Riskante Verhaltensweisen
Bei den Gästen herrscht mitunter ebenfalls Informationsbedarf. Das Matrashaus ist von Anfang Juni bis Ende September bewirtschaftet, außerhalb dieser Zeit steht ein ungeheizter Winterraum offen. Kurz erinnert sich an einen Silvesterabend, den er allein auf der Hütte verbrachte – bis eine Gruppe Bergsteiger:innen aufkreuzte. Der Hüttenwirt brachte es nicht übers Herz, die Gruppe in den kalten Winterraum zu schicken, und kochte ihnen Kakao.
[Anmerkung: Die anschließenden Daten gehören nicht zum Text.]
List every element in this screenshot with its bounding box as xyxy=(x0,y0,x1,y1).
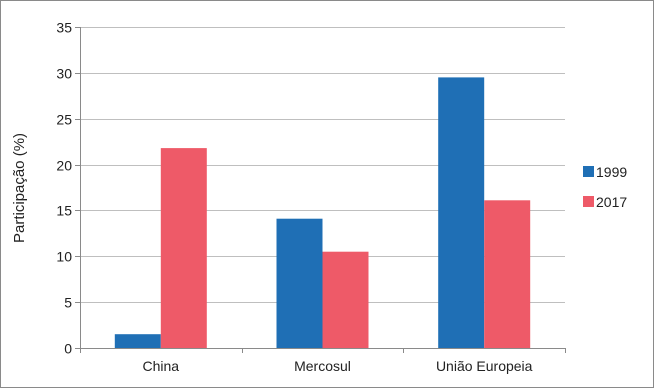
axes xyxy=(80,27,565,349)
legend-swatch-1999 xyxy=(583,166,594,177)
x-tick-label: União Europeia xyxy=(436,358,533,374)
y-axis-title: Participação (%) xyxy=(11,133,28,243)
y-tick-label: 15 xyxy=(56,203,72,219)
y-axis-ticks: 0 5 10 15 20 25 30 35 xyxy=(56,20,80,357)
y-tick-label: 20 xyxy=(56,158,72,174)
legend-swatch-2017 xyxy=(583,196,594,207)
y-tick-label: 30 xyxy=(56,66,72,82)
bar-1999-união-europeia xyxy=(438,77,485,349)
bars xyxy=(114,77,531,349)
y-tick-label: 0 xyxy=(64,341,72,357)
x-tick-label: Mercosul xyxy=(294,358,351,374)
bar-2017-mercosul xyxy=(322,251,369,348)
legend-label-2017: 2017 xyxy=(596,194,627,210)
bar-2017-china xyxy=(160,148,207,348)
legend: 1999 2017 xyxy=(583,164,627,210)
bar-1999-mercosul xyxy=(276,218,323,348)
x-tick-label: China xyxy=(143,358,180,374)
y-tick-label: 35 xyxy=(56,20,72,36)
y-tick-label: 25 xyxy=(56,112,72,128)
legend-label-1999: 1999 xyxy=(596,164,627,180)
bar-2017-união-europeia xyxy=(484,200,531,348)
y-tick-label: 5 xyxy=(64,295,72,311)
y-tick-label: 10 xyxy=(56,249,72,265)
bar-1999-china xyxy=(114,334,161,348)
x-axis-ticks: China Mercosul União Europeia xyxy=(80,348,566,374)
Eine Frau verschüttete das Getränk und begann entgegen der Warnung von Kurz, den Kakao aufzuwischen. „Im Winter hat es in der Hütte minus 14 Grad, da entsteht beim Putzen ein hauchdünner Eisfilm, auf dem man ausrutschen kann“, so Kurz.
Die größte Gefahr geht jedoch von einer Unterschätzung der Zeit, die man für den Aufstieg braucht, und von schlechten Wetterbedingungen aus. Ein „harmloser“ Regen im Tal wird weiter oben zum Schneesturm, und die Hütte erkennt man erst dann, wenn man direkt davorsteht. Um ein Gefühl für das Leben als Hüttenwirt in einem derart ausgesetzt gelegenen Schutzhaus zu entwickeln, muss man zu Fuß heraufkommen und nicht mit dem Hubschrauber, ist Kurz überzeugt.
Zusammenfassung
Das Matrashaus in 2.941 m Höhe auf dem Hochkönig ist ein typisches Beispiel für eine Kategorie-1-Hütte, die sich nur nach einem längeren Fußmarsch oder mit dem Hubschrauber erreichen lässt. Infolge einer Begehung setzte Hüttenpächter Roman Kurz mehrere Arbeitsschutzmaßnahmen um.